Le cannabis au volant
Des chercheurs canadiens examineront si l’usage du cannabis entraîne des accidents de la route

Le 5 juin 2018

En janvier 2018, le gouvernement du Canada a annoncé un investissement de 1,4 million de dollars pour appuyer la recherche sur les conséquences potentielles de la légalisation du cannabis à des fins récréatives. Financée par l’entremise des Instituts de recherche en santé du Canada (IRSC), la recherche aidera à guider l’élaboration de politiques et de programmes visant à minimiser les effets négatifs de l’usage du cannabis.

Une des principales craintes au sujet du cannabis est son effet sur la capacité de conduire un véhicule automobile; trois des projets financés porteront sur cette question.

Le Dr Mark J. Eisenberg, directeur du programme de M.D.-Ph.D. à la Faculté de médecine de l’Université McGill et cardiologue à l’Hôpital général juif, analysera de quelle manière le tétrahydrocannabinol (la substance chimique qui affaiblit les facultés) agit sur la capacité de conduire un véhicule. L’équipe du Dr Eisenberg étudiera également les caractéristiques de la consommation récréative de cannabis et la conduite automobile, et déterminera toute lacune à combler dans les connaissances actuelles.

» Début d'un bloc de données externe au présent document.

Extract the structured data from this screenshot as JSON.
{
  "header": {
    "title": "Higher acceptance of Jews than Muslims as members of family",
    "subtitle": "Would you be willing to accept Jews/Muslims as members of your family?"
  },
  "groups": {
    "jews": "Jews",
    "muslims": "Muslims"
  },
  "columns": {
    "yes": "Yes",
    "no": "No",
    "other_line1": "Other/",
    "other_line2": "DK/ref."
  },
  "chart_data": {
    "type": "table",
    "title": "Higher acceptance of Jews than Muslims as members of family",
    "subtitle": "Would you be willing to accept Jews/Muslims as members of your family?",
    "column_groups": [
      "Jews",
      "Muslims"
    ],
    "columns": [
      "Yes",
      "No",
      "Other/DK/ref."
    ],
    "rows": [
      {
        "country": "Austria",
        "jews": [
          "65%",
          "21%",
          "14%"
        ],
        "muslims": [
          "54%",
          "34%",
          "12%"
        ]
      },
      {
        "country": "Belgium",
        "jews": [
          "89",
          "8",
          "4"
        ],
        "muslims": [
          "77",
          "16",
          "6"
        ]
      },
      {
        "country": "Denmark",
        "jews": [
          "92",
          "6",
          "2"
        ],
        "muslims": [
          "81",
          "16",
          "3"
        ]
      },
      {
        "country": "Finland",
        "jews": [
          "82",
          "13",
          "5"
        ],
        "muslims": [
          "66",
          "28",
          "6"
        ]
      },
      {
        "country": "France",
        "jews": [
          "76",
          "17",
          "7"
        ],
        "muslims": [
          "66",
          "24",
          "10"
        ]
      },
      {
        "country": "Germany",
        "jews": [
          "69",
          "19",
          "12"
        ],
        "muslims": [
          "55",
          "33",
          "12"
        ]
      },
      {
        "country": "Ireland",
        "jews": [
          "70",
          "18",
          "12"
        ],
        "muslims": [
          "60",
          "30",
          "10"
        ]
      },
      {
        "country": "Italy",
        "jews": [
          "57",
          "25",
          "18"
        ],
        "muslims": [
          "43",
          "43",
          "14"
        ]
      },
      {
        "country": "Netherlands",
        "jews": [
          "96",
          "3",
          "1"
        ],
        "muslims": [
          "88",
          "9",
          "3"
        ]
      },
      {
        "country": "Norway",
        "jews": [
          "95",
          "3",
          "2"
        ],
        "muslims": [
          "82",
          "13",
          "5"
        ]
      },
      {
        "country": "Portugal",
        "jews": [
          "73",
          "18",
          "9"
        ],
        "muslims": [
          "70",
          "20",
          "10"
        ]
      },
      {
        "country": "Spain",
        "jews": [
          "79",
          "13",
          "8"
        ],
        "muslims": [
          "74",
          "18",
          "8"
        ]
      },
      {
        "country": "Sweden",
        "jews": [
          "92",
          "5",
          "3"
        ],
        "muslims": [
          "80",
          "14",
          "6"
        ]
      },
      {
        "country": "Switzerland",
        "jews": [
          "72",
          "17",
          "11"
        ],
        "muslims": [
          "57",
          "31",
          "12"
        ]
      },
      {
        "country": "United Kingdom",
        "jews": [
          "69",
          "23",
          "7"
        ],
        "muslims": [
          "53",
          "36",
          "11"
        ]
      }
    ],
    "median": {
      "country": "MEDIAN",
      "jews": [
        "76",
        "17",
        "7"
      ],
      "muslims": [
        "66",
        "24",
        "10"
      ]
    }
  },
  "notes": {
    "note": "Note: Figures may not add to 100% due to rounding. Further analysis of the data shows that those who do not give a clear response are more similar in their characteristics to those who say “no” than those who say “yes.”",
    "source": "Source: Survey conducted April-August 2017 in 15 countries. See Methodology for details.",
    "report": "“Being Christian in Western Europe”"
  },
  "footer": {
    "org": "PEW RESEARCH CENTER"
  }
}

« Selon un rapport du Centre canadien sur les dépendances et l’usage de substances, les jeunes croient souvent que les effets du cannabis au volant dépendent de la personne », mentionne le Dr Eisenberg. « Certains jeunes ont également laissé entendre la conduite avec les facultés affaiblies par le cannabis était moins dangereuse que la conduite en état d’ébriété. Par conséquent, de nombreux jeunes peuvent sous-estimer la réduction des facultés causée par le cannabis chez la personne qui conduit un véhicule. Or, comme cette population est aussi une grande utilisatrice de cannabis, il est crucial de s’attaquer aux dangers potentiels de cette drogue au volant. »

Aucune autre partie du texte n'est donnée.